I don't like military tribunals for the same reason Justice Rutledge didn't, and I find his words to be particularly persuasive. Among the lessons of 9/11 are that isolationism is impossible on a planet only 26,000 miles in circumference, and that a part (not the whole) of the best longterm defense we have against future such attacks is to work to propagate our values everywhere, reaching minds that to date have only been touched by fundamentalist schools preaching violence. As a small part of this effort, the trials of the defendants should serve as a world-wide object lesson in American democracy. This lesson is also of great value for Americans, as an opportunity to review, to reconnect with, the fundamentals of the system which we are defending. I can't imagine anything which sets a better example, both internally and externally, than to conduct business as usual, and a fair trial is part of our business as usual.

On a related topic, this would be a good time for President Bush to reverse course on the international criminal court, which is viewed by most of the world, America aside, as a much fairer forum for war crimes trials than any national court. Our use of military tribunals, compared with our official detestation of a forum which we fear might one day bring Americans to trial under the international laws of war, creates a terrible double standard which undercuts the president's assertions that we are trying to do justice. Military tribunals, at their worst, are really just the shooting of prisoners of war, with a little extra paperwork as cover. Subjecting the Al Quaeda members to military tribunals elides the differences between ourselves and them.

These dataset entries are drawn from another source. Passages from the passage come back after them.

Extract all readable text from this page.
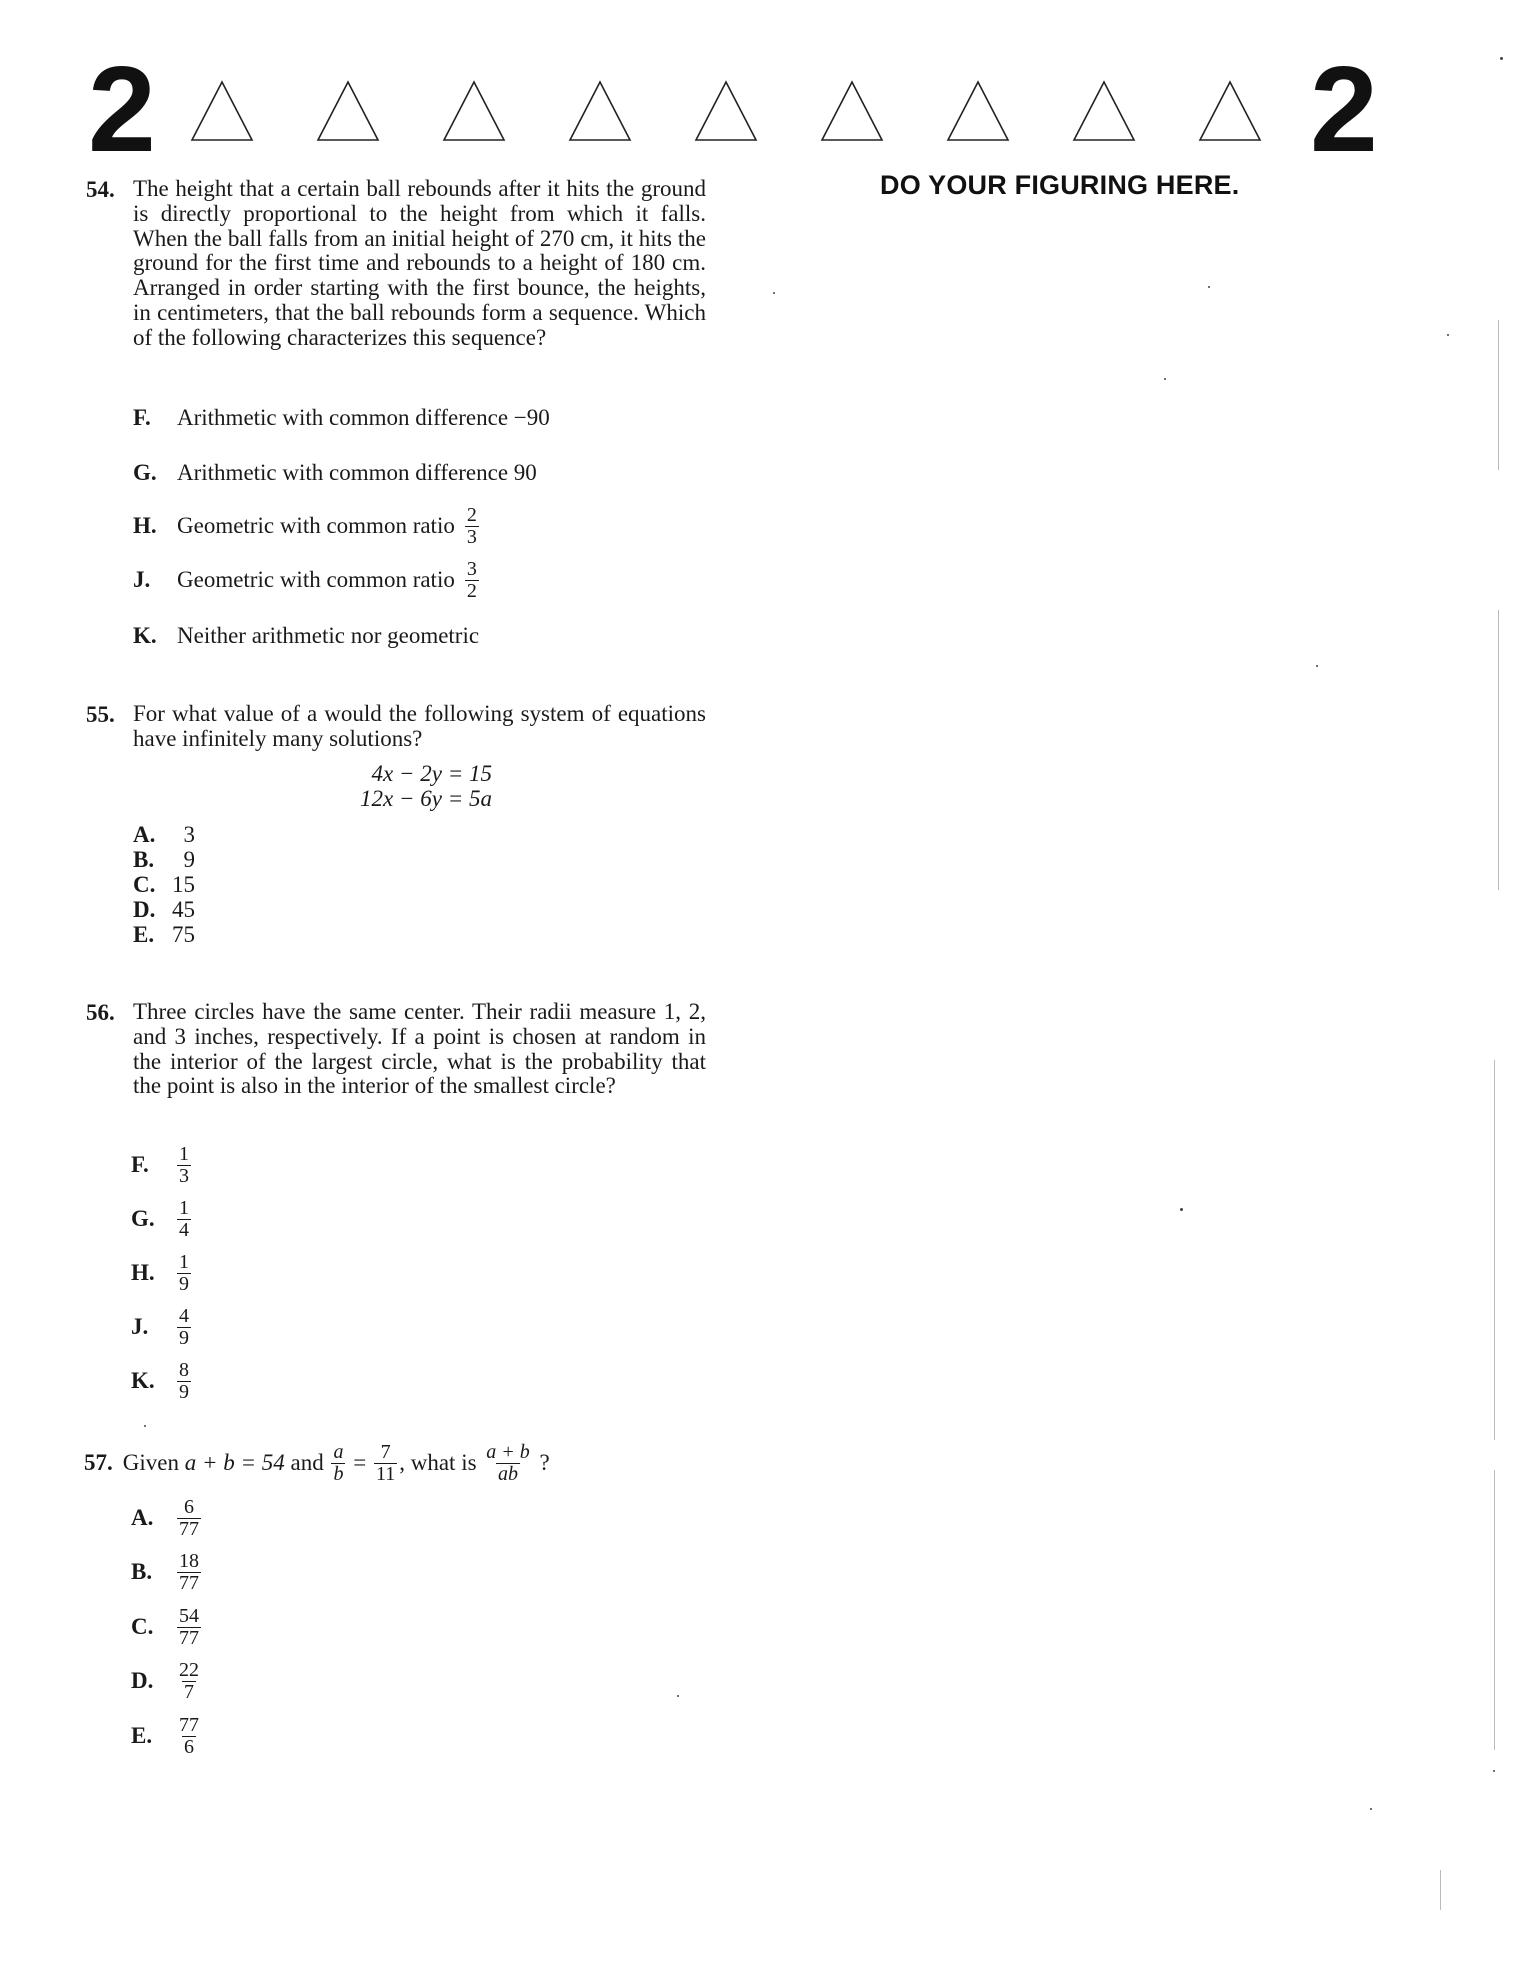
2	2
DO YOUR FIGURING HERE.
54. The height that a certain ball rebounds after it hits the ground is directly proportional to the height from which it falls. When the ball falls from an initial height of 270 cm, it hits the ground for the first time and rebounds to a height of 180 cm. Arranged in order starting with the first bounce, the heights, in centimeters, that the ball rebounds form a sequence. Which of the following characterizes this sequence?
F.	Arithmetic with common difference −90
G. Arithmetic with common difference 90
H. Geometric with common ratio $\frac{2}{3}$
J.	Geometric with common ratio $\frac{3}{2}$
K. Neither arithmetic nor geometric
55. For what value of a would the following system of equations have infinitely many solutions?
4x − 2y = 15
12x − 6y = 5a
A. 3
B. 9
C. 15
D. 45
E. 75
56. Three circles have the same center. Their radii measure 1, 2, and 3 inches, respectively. If a point is chosen at random in the interior of the largest circle, what is the probability that the point is also in the interior of the smallest circle?
F.	$\frac{1}{3}$
G.	$\frac{1}{4}$
H.	$\frac{1}{9}$
J.	$\frac{4}{9}$
K.	$\frac{8}{9}$
57. Given
a + b = 54
and
$\frac{a}{b}$
=
$\frac{7}{11}$ ,
what is
$\frac{a + b}{ab}$
?
A.	$\frac{6}{77}$
B.	$\frac{18}{77}$
C.	$\frac{54}{77}$
D.	$\frac{22}{7}$
E.	$\frac{77}{6}$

Use of military tribunals is also an insult to the people of the United States, many of whom are certainly willing (as I would be myself) to serve on any jury trying an Al Quada member with full procedural safeguards. We haven't asked to be protected against the possible consequences of serving on such a jury, nor have we asked to be kept ignorant of what actually happens in a military tribunal. The president, spurred on by John Ashcroft, who is a very bad attorney general, simply and definitively chose the wrong road. Justice Rutledge's shocked summary of all of the violations of due process in the Yamashita case explains why.

I was pleased to hear yesterday that Spain will refuse to extradite some Al Quaeda members it has arrested unless we renounce the use of military tribunals to try them. This is a good opportunity for Europe to exercise the moral leadership and pressure it has already demonstration on death penalty issues.

To finish on a personal note, I am an American; I was at the World Trade Center when the attack occurred; I have lived, minute by minute, through the aftermath. And I want the defendants tried, in our federal courts, here in New York City, publicly and with all the rights and safeguards guaranteed them by the Constitution. That is the only end to the story which makes any sense to me. Everything else is a fraud, a theft of an ending.